Will contaminated fuel incident lead to tighter controls?

Singapore has announced plans to apply stricter control measures to the marine fuels sector.

Singapore was the first port to mandate the use of mass flow meters (MFMs) in 2017 for bunker fuel sales from barges to the end-user vessels. The latest proposed measures from July 1st 2019 would extend the use of MFMs to fuel transfers from oil terminals to the bunker barges.

The Technical Committee for Bunkering has submitted a proposal to the national standards body, Enterprise Singapore, for a new standard on quantity, measurement and sampling requirements for transfer of bunker fuel from oil terminals to bunker tankers using Mass Flow Metering, said Enterprise Singapore last week, adding that “this proposed standard complements existing standards to ensure transparent and fair trade in the bunkering ecosystem”.

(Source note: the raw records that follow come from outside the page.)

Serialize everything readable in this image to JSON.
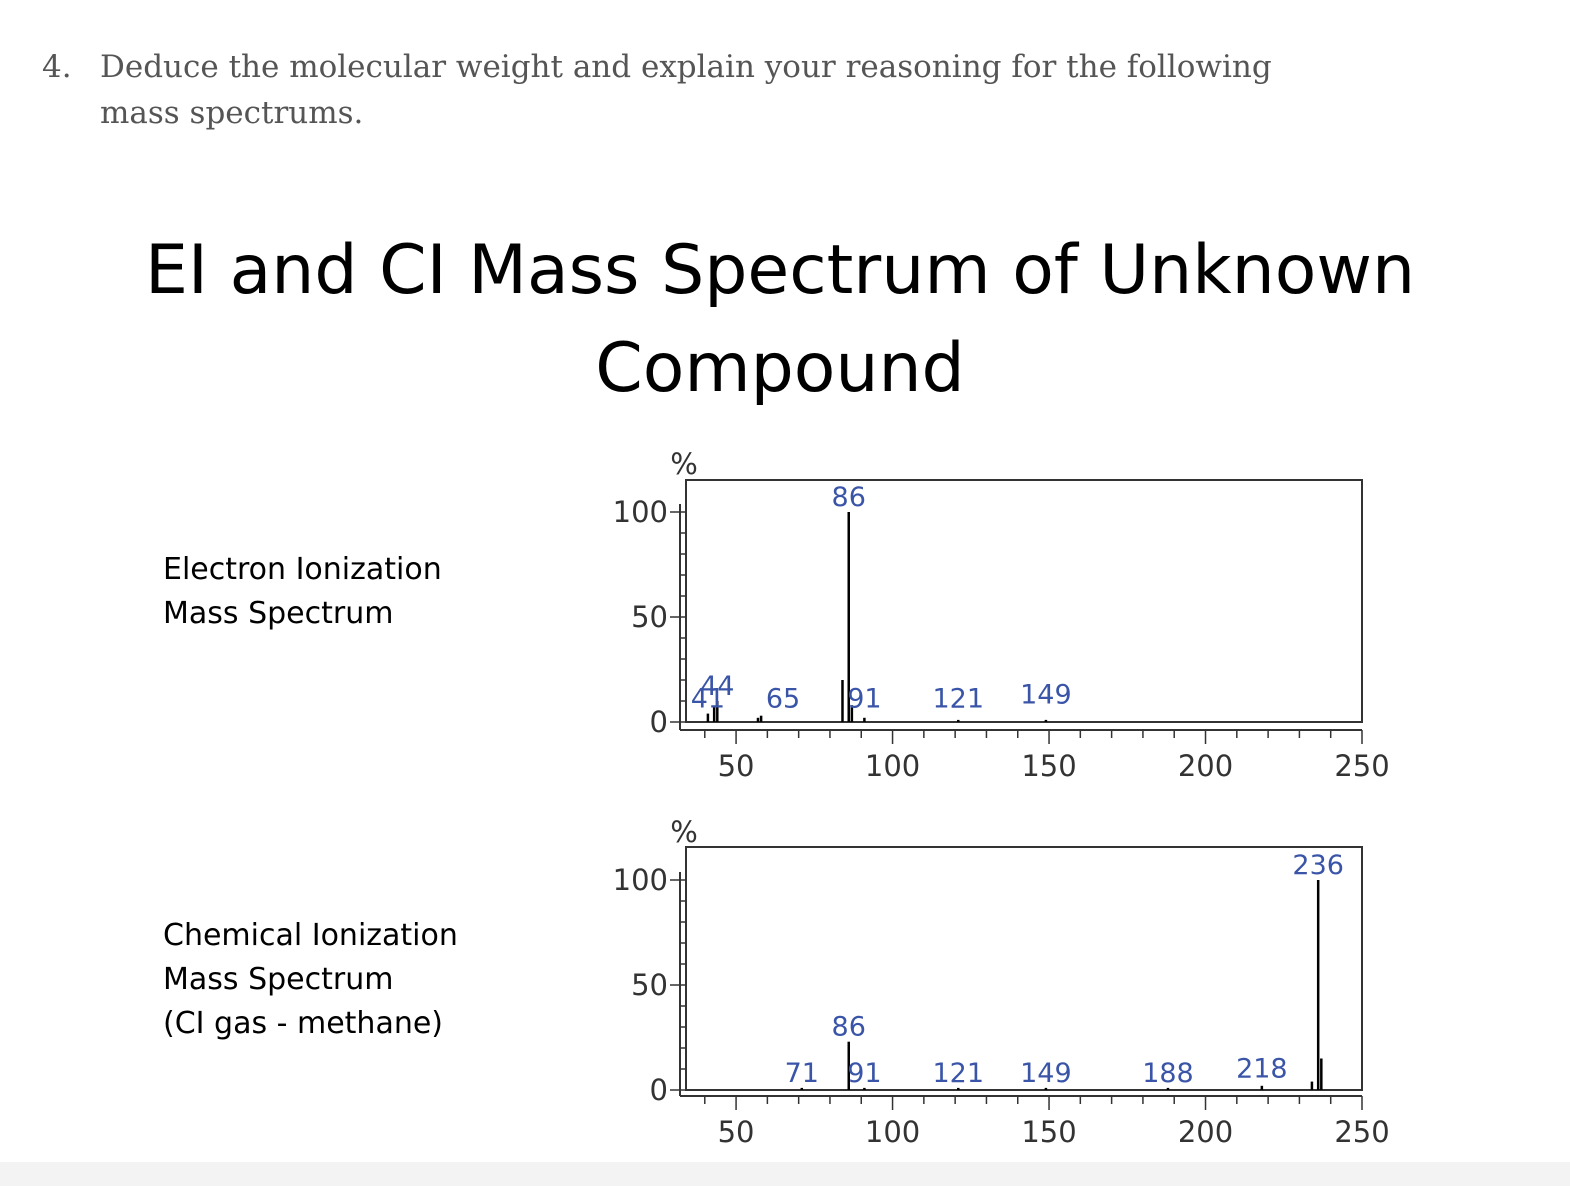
{
  "question": {
    "number": "4.",
    "text": "Deduce the molecular weight and explain your reasoning for the following mass spectrums."
  },
  "slide_title": "EI and CI Mass Spectrum of Unknown Compound",
  "labels": {
    "ei": "Electron Ionization\nMass Spectrum",
    "ci": "Chemical Ionization\nMass Spectrum\n(CI gas - methane)"
  },
  "colors": {
    "peak_label": "#3a55a8",
    "axis": "#333333",
    "bars": "#000000"
  },
  "chart_data": [
    {
      "type": "bar",
      "name": "ei",
      "title": "",
      "xlabel": "",
      "ylabel": "%",
      "xlim": [
        34,
        250
      ],
      "ylim": [
        0,
        100
      ],
      "xticks": [
        50,
        100,
        150,
        200,
        250
      ],
      "yticks": [
        0,
        50,
        100
      ],
      "peaks": [
        {
          "x": 41,
          "y": 4
        },
        {
          "x": 43,
          "y": 7
        },
        {
          "x": 44,
          "y": 10
        },
        {
          "x": 57,
          "y": 2
        },
        {
          "x": 58,
          "y": 3
        },
        {
          "x": 84,
          "y": 20
        },
        {
          "x": 86,
          "y": 100
        },
        {
          "x": 87,
          "y": 8
        },
        {
          "x": 91,
          "y": 2
        },
        {
          "x": 121,
          "y": 1
        },
        {
          "x": 149,
          "y": 1
        }
      ],
      "peak_labels": [
        {
          "text": "44",
          "x": 44,
          "y": 10
        },
        {
          "text": "41",
          "x": 41,
          "y": 4
        },
        {
          "text": "65",
          "x": 65,
          "y": 4
        },
        {
          "text": "86",
          "x": 86,
          "y": 100
        },
        {
          "text": "91",
          "x": 91,
          "y": 4
        },
        {
          "text": "121",
          "x": 121,
          "y": 4
        },
        {
          "text": "149",
          "x": 149,
          "y": 6
        }
      ]
    },
    {
      "type": "bar",
      "name": "ci",
      "title": "",
      "xlabel": "",
      "ylabel": "%",
      "xlim": [
        34,
        250
      ],
      "ylim": [
        0,
        100
      ],
      "xticks": [
        50,
        100,
        150,
        200,
        250
      ],
      "yticks": [
        0,
        50,
        100
      ],
      "peaks": [
        {
          "x": 71,
          "y": 1
        },
        {
          "x": 86,
          "y": 23
        },
        {
          "x": 91,
          "y": 1
        },
        {
          "x": 121,
          "y": 1
        },
        {
          "x": 149,
          "y": 1
        },
        {
          "x": 188,
          "y": 1
        },
        {
          "x": 218,
          "y": 2
        },
        {
          "x": 234,
          "y": 4
        },
        {
          "x": 236,
          "y": 100
        },
        {
          "x": 237,
          "y": 15
        }
      ],
      "peak_labels": [
        {
          "text": "236",
          "x": 236,
          "y": 100
        },
        {
          "text": "86",
          "x": 86,
          "y": 23
        },
        {
          "text": "71",
          "x": 71,
          "y": 1
        },
        {
          "text": "91",
          "x": 91,
          "y": 1
        },
        {
          "text": "121",
          "x": 121,
          "y": 1
        },
        {
          "text": "149",
          "x": 149,
          "y": 1
        },
        {
          "text": "188",
          "x": 188,
          "y": 1
        },
        {
          "text": "218",
          "x": 218,
          "y": 3
        }
      ]
    }
  ]
}
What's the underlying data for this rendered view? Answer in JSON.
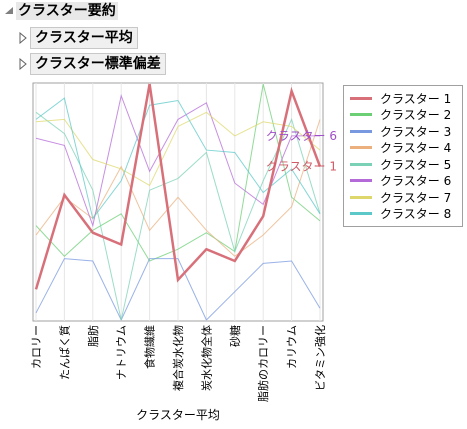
{
  "title": "クラスター要約",
  "sections": [
    {
      "label": "クラスター平均"
    },
    {
      "label": "クラスター標準偏差"
    }
  ],
  "chart_data": {
    "type": "line",
    "xlabel": "クラスター平均",
    "categories": [
      "カロリー",
      "たんぱく質",
      "脂肪",
      "ナトリウム",
      "食物繊維",
      "複合炭水化物",
      "炭水化物全体",
      "砂糖",
      "脂肪のカロリー",
      "カリウム",
      "ビタミン強化"
    ],
    "ylim": [
      0,
      1
    ],
    "series": [
      {
        "name": "クラスター 1",
        "color": "#d8707a",
        "highlight": true,
        "values": [
          0.13,
          0.53,
          0.37,
          0.32,
          1.0,
          0.17,
          0.3,
          0.25,
          0.44,
          0.97,
          0.65
        ]
      },
      {
        "name": "クラスター 2",
        "color": "#6ccf76",
        "values": [
          0.4,
          0.27,
          0.38,
          0.45,
          0.25,
          0.3,
          0.37,
          0.29,
          1.0,
          0.52,
          0.42
        ]
      },
      {
        "name": "クラスター 3",
        "color": "#7898e0",
        "values": [
          0.03,
          0.26,
          0.25,
          0.0,
          0.26,
          0.26,
          0.0,
          0.12,
          0.24,
          0.25,
          0.05
        ]
      },
      {
        "name": "クラスター 4",
        "color": "#ebb07e",
        "values": [
          0.36,
          0.52,
          0.43,
          0.65,
          0.38,
          0.52,
          0.38,
          0.27,
          0.36,
          0.48,
          0.85
        ]
      },
      {
        "name": "クラスター 5",
        "color": "#7bd1b5",
        "values": [
          0.88,
          0.79,
          0.55,
          0.0,
          0.55,
          0.6,
          0.71,
          0.29,
          0.59,
          0.85,
          0.45
        ]
      },
      {
        "name": "クラスター 6",
        "color": "#b46ad8",
        "values": [
          0.77,
          0.74,
          0.4,
          0.95,
          0.63,
          0.85,
          0.92,
          0.58,
          0.49,
          0.78,
          0.78
        ]
      },
      {
        "name": "クラスター 7",
        "color": "#ded86c",
        "values": [
          0.84,
          0.85,
          0.68,
          0.64,
          0.57,
          0.82,
          0.88,
          0.78,
          0.84,
          0.82,
          0.72
        ]
      },
      {
        "name": "クラスター 8",
        "color": "#5cc8c8",
        "values": [
          0.85,
          0.94,
          0.43,
          0.59,
          0.91,
          0.93,
          0.72,
          0.71,
          0.54,
          0.64,
          0.45
        ]
      }
    ],
    "annotations": [
      {
        "text": "クラスター 6",
        "series": "クラスター 6",
        "color": "#a050c8"
      },
      {
        "text": "クラスター 1",
        "series": "クラスター 1",
        "color": "#d05a66"
      }
    ],
    "legend": "right"
  }
}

The measures aim to bringing more transparency to the sector, and would hope to eliminate the recent contaminated fuel crisis, which has clogged and damaged engines on hundreds of oil tankers and container vessels, with no one yet held accountable and no certainty as to whether it was caused by a single case of contaminated fuel or by more than one.

Shippers as a result have been demanding stricter controls around the world. Mass flow meters at oil terminals would ensure the right quantities of fuels are transferred between buyers and sellers. Taking oil samples at terminals could help prevent the spreading of contaminated fuels once they were detected.

The proposal will undergo a one-month public notification to seek views of stakeholders on the scope of the standard at the end of this year.